How to Fine‑Tune Kubernetes Rolling Updates with maxUnavailable & maxSurge

Introduction

When using Kubernetes rolling updates, you may encounter deployments that are either too fast and unstable or too slow and provide a poor experience. This article explains the features that control the update rate.

Meaning

The Deployment controller reduces the replica count of the old ReplicaSet (old_rs) to zero and increases the replica count of the new ReplicaSet (new_rs) to the desired number (replicas). Two parameters control the speed:

maxUnavailable : the maximum number or percentage of replicas that may be unavailable during the update. A smaller value yields a more stable, smoother update.

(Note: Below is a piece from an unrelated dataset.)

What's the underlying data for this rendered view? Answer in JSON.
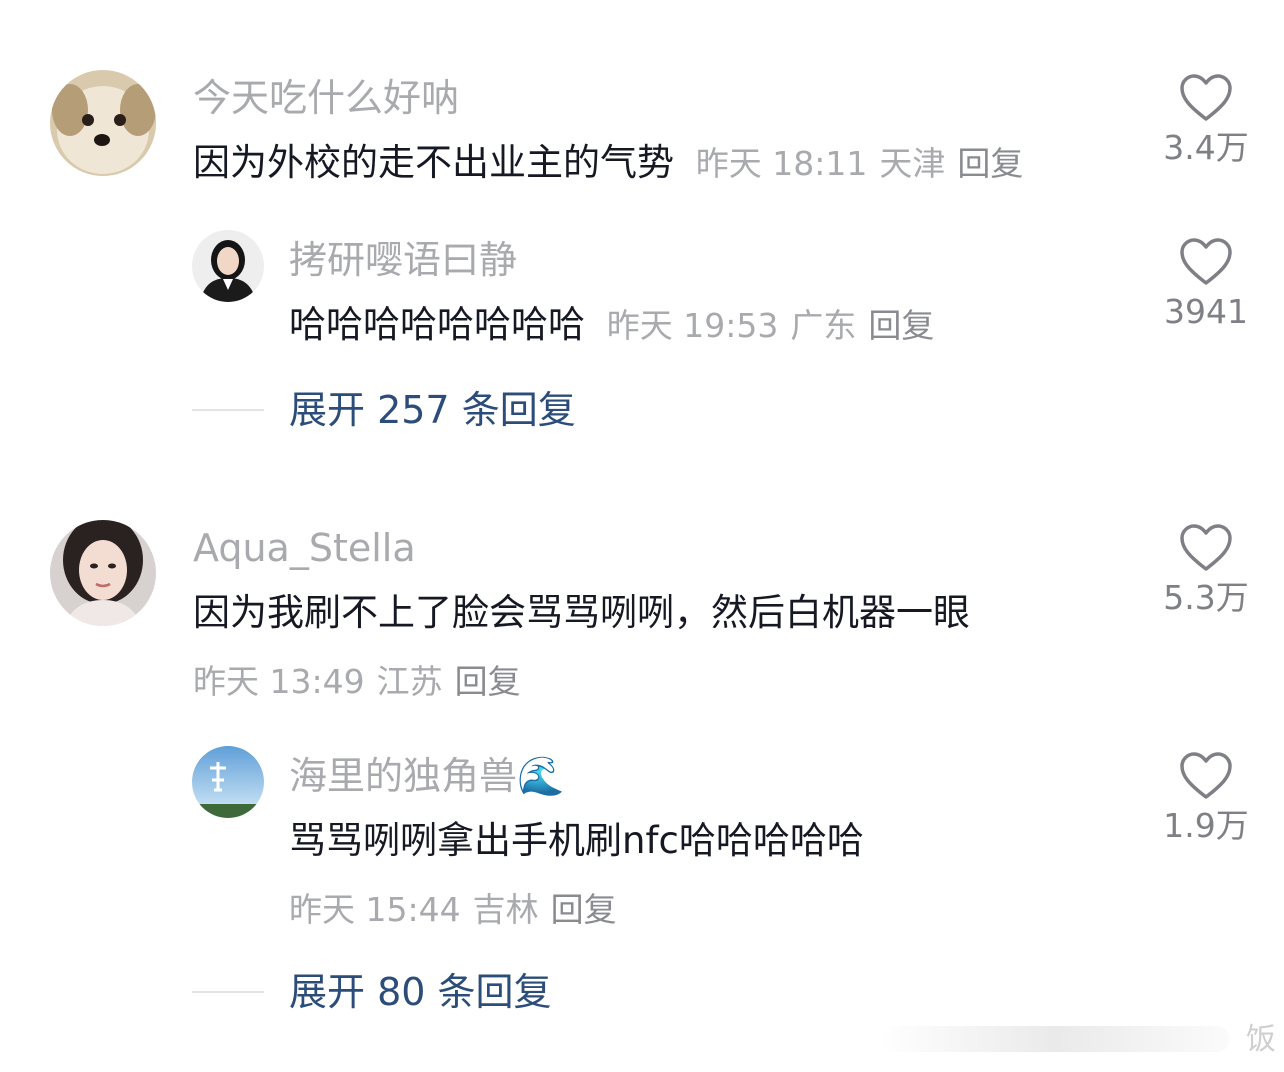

maxSurge : the maximum number or percentage of extra replicas that can be created above the desired count. A larger value speeds up the update.

Value Range

Both parameters accept either an absolute number or a percentage of the desired replicas.

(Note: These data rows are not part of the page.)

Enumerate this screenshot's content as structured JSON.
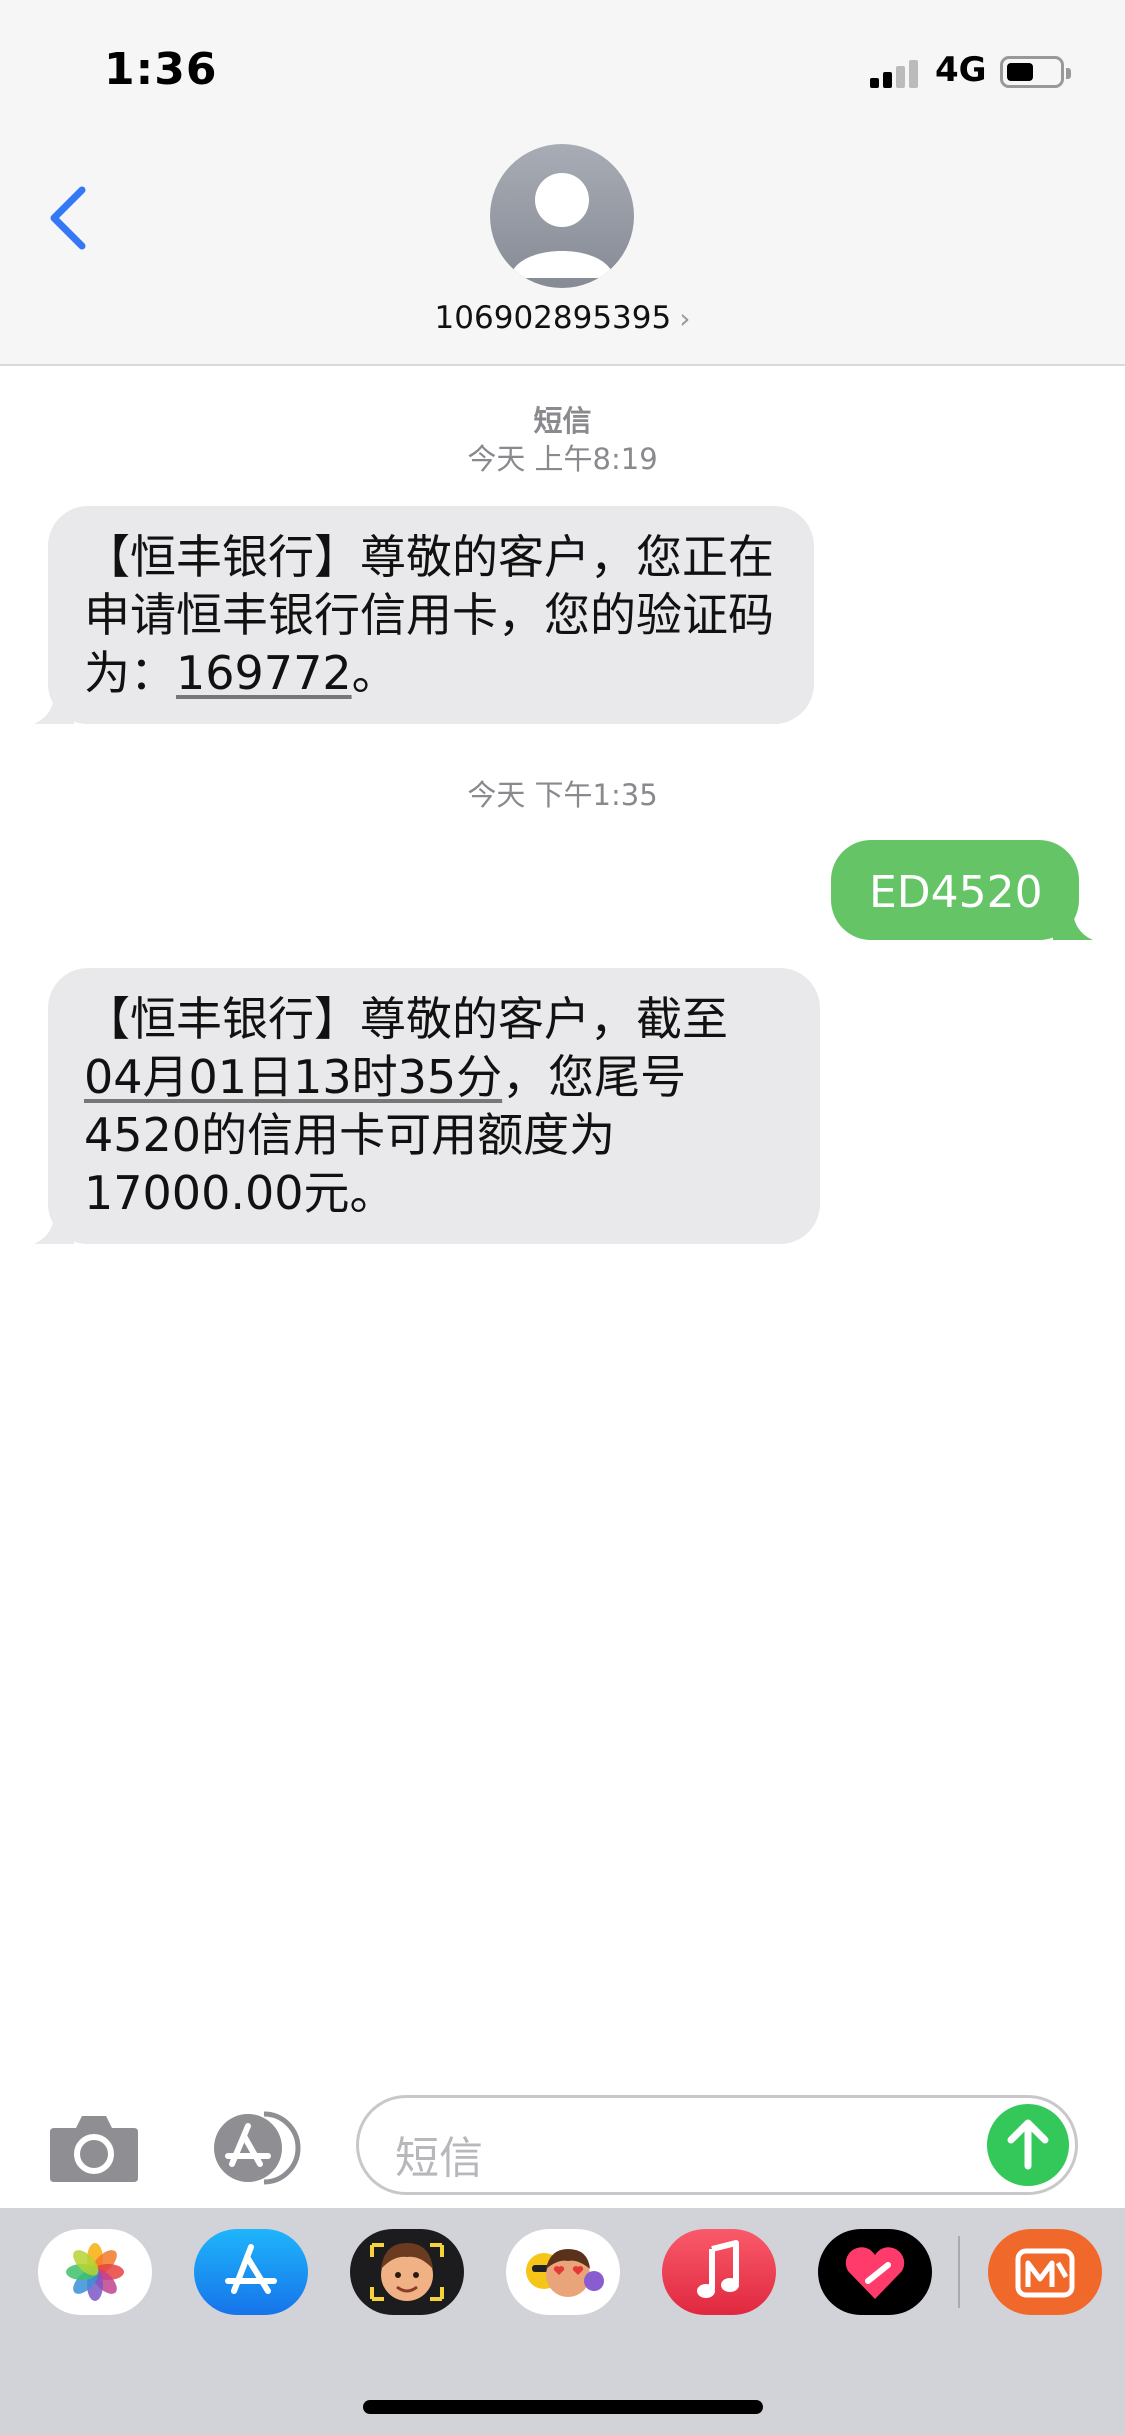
{
  "status_bar": {
    "time": "1:36",
    "network": "4G"
  },
  "header": {
    "contact_number": "106902895395",
    "chevron": "›"
  },
  "conversation": {
    "service_label": "短信",
    "time_1": "今天 上午8:19",
    "msg_1": {
      "prefix": "【恒丰银行】尊敬的客户，您正在申请恒丰银行信用卡，您的验证码为：",
      "code": "169772",
      "suffix": "。"
    },
    "time_2": "今天 下午1:35",
    "msg_out": "ED4520",
    "msg_2": {
      "line1": "【恒丰银行】尊敬的客户，截至",
      "date": "04月01日13时35分",
      "after_date": "，您尾号",
      "line3": "4520的信用卡可用额度为",
      "line4": "17000.00元。"
    }
  },
  "input_bar": {
    "placeholder": "短信"
  },
  "app_drawer": {
    "apps": [
      "photos-app",
      "app-store-app",
      "memoji-app",
      "animoji-stickers-app",
      "music-app",
      "heart-app",
      "mango-tv-app"
    ]
  },
  "colors": {
    "incoming_bubble": "#e9e9eb",
    "outgoing_bubble": "#65c466",
    "accent_blue": "#3478f6",
    "send_green": "#34c759"
  }
}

maxUnavailable: [0, replicas] (or 0%‑100%) – rounded down.

maxSurge: [0, replicas] (or 0%‑100%) – rounded up.

Note: they cannot both be set to zero.

Recommended Configuration

In production we usually set:

maxUnavailable = 0

maxSurge = 1

This “one‑up, one‑down” rule means a new pod must become ready before an old pod is terminated, providing the smoothest possible rollout, though it may feel slow.

Custom Strategy

The Deployment controller enforces the following inequality when adjusting ReplicaSet counts:

<code>(desiredReplicas - maxUnavailable) <= actualReadyReplicas <= (desiredReplicas + maxSurge)</code>

Example

If the desired replica count is 10 and you want at least 80% of pods to be ready, you could set maxUnavailable = 2 and maxSurge = 2 (often kept equal).

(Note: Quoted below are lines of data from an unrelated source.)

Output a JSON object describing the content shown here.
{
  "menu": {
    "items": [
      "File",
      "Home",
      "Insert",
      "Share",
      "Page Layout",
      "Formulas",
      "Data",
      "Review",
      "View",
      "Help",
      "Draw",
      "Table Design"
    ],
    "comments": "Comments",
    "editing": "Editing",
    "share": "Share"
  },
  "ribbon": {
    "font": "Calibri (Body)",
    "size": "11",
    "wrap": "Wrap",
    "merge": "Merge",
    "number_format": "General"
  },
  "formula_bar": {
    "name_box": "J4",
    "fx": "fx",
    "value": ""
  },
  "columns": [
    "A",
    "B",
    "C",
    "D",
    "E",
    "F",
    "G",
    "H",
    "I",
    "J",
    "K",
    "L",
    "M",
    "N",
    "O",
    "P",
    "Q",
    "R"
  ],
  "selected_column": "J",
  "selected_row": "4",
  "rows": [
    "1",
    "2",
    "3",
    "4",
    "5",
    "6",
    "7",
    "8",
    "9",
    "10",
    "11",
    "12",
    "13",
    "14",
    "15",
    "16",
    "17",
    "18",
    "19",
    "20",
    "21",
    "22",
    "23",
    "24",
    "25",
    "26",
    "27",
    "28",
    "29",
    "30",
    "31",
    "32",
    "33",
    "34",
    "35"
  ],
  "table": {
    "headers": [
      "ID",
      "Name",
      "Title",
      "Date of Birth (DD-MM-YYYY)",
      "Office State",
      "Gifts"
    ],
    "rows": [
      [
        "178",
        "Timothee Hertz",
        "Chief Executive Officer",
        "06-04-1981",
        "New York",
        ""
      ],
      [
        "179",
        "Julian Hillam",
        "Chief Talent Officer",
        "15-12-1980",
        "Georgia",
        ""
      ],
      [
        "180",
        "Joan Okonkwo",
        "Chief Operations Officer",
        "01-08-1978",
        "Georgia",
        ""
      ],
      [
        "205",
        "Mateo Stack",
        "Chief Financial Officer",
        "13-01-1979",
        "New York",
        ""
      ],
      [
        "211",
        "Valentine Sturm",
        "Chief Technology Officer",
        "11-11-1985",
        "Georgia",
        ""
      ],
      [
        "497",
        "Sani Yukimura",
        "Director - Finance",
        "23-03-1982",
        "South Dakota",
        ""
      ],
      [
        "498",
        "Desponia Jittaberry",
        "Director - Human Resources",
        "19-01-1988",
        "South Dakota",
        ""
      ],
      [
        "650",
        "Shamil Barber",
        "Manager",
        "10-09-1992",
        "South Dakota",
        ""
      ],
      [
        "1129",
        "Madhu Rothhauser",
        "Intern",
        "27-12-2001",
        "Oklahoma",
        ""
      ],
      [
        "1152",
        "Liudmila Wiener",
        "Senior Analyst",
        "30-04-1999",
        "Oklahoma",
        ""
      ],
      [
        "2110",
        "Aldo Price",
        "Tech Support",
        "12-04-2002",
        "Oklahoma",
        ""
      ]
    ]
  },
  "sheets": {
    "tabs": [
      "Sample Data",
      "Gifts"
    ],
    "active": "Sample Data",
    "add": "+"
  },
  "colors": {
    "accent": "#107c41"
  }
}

<code>8 <= actualReadyReplicas <= 12</code>

This ensures that during the update the number of ready pods always stays within the specified range.

Conclusion

The article clarifies the often‑overlooked Kubernetes rolling‑update controls maxUnavailable and maxSurge, helping you balance stability and speed when releasing new versions. Future posts will explore multi‑ReplicaSet rollouts and the underlying source‑code implementation.